Alors que cette idée s’est récemment imposée, restait à évaluer l’impact des réseaux de transports sur l’économie de métropoles comparables. Dans une étude parue en décembre, quatre économistes français, Pierre-Henri Bono, Quentin David, Rodolphe Desbordes et Loriane Py, s’y sont attelés, en prenant en compte les investissements étrangers. « Il n’existait jusqu’alors aucune étude scientifique qui, en confrontant des villes comparables, mettait en évidence les liens entre investissements étrangers sur un territoire et caractéristiques de celui-ci, en particulier son réseau de transports et sa qualité », relève Rodolphe Desbordes.

Les quatre économistes ont donc collecté toutes les données d’investissements directs étrangers, ou « IDE », aussi appelés « Greenfields », dans trois mille villes à travers le monde. Parallèlement, ils ont collecté toutes les données de transports et ont pris en compte les réseaux ferrés dans un rayon de dix kilomètres autour du centre-ville ainsi que les aéroports dans un rayon de 50 kilomètres. Avec une double idée en tête : une ville, qui a un bon réseau de transports, attire-t-elle plus d’IDE qu’une autre ville comparable ? Les investissements étrangers augmentent-ils sur son territoire, si son réseau de transports croît ?

Double importance

« La réponse est oui dans les deux cas, assure Rodolphe Desbordes. Entre deux villes ayant le même potentiel, celle qui construit le plus de lignes de métro est toujours celle qui gagne.
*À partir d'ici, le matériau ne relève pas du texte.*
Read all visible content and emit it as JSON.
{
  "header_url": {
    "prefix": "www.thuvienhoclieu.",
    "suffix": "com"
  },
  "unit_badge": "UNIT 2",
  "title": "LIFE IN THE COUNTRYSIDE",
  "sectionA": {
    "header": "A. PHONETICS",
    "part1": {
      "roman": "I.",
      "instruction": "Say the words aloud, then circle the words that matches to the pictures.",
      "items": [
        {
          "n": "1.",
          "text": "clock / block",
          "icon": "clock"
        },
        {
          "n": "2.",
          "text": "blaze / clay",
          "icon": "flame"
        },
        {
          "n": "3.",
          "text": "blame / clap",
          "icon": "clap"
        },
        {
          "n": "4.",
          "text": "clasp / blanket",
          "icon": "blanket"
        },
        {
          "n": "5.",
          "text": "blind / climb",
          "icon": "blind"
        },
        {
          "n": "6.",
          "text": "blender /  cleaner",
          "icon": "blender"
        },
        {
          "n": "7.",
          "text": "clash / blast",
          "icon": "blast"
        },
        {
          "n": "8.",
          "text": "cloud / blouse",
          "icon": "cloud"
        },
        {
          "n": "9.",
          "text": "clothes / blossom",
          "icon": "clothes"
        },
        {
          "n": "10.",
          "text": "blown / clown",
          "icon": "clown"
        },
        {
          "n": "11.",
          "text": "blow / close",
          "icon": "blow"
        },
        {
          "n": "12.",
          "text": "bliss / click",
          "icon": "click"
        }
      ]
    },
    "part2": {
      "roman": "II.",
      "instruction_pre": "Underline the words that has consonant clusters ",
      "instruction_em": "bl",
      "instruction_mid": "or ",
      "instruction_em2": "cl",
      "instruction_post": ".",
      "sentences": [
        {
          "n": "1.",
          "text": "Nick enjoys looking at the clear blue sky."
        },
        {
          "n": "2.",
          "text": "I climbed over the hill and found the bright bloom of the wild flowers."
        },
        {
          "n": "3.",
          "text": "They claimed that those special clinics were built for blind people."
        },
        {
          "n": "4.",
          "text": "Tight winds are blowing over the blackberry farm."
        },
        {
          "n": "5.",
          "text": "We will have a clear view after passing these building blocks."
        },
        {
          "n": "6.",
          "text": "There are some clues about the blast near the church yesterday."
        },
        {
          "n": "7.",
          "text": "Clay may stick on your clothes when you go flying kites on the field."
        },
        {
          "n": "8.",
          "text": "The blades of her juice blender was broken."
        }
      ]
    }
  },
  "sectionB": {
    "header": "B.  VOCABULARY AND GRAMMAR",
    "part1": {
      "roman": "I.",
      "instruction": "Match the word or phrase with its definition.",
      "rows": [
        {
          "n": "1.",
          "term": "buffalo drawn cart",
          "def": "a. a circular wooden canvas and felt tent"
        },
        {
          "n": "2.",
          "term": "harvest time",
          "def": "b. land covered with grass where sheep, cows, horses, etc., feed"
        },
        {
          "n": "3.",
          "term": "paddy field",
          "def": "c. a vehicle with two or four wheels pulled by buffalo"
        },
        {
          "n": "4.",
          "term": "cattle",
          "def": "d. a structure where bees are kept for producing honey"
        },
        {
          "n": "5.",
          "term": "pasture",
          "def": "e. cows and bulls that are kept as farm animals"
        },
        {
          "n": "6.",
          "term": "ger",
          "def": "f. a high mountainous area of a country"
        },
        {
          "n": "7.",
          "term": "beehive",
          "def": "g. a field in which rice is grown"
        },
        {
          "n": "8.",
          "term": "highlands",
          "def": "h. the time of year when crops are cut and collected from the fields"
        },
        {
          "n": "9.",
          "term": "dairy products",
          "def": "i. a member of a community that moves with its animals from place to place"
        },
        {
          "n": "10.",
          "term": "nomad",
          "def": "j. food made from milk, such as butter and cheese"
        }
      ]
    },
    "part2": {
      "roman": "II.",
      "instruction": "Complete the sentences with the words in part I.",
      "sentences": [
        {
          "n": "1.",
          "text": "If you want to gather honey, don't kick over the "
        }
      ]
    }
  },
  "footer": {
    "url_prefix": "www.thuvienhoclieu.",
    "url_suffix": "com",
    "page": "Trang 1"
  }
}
L’écart est de 15 %. En clair, une ville qui a un réseau deux fois plus important qu’une autre comparable aura 15 % d’IDE en plus par an. » Une seule ville au monde attire les investissements étrangers sans avoir de métro : Dublin. Pour toutes les autres, et même pour les nouvelles villes chinoises, la conclusion est la même : le réseau de transport attire les IDE. Et plus il est long, plus les IDE arrivent.

L’étude a été réalisée à partir de données de 2003-2014. Période marquée par la crise de 2008, au cours de laquelle le Grand Paris a connu en moyenne 110 IDE par an, créant 900 emplois. Depuis deux ans, la moyenne semble se situer aux alentours de 120 projets par an. Le Grand Paris Express en ajouterait 18 par an, soit 200 en dix ans. Et un peu plus de 10 000 emplois seraient créés au cours de la décennie.

« Les IDE ont une double importance, insiste Rodolphe Desbordes. D’abord ils créent des emplois nets et ne détruisent pas l’emploi local. Au contraire, ils l’accroissent. Mais surtout, ils entraînent les investisseurs locaux. Les étrangers sont toujours plus réactifs que les nationaux. Une métropole qui attire plus d’investisseurs étrangers que ses rivales envoie un signe fort aux locaux. Lesquels comprennent parfaitement qu’un investisseur international est mobile et logique, et ne vient pas au hasard. »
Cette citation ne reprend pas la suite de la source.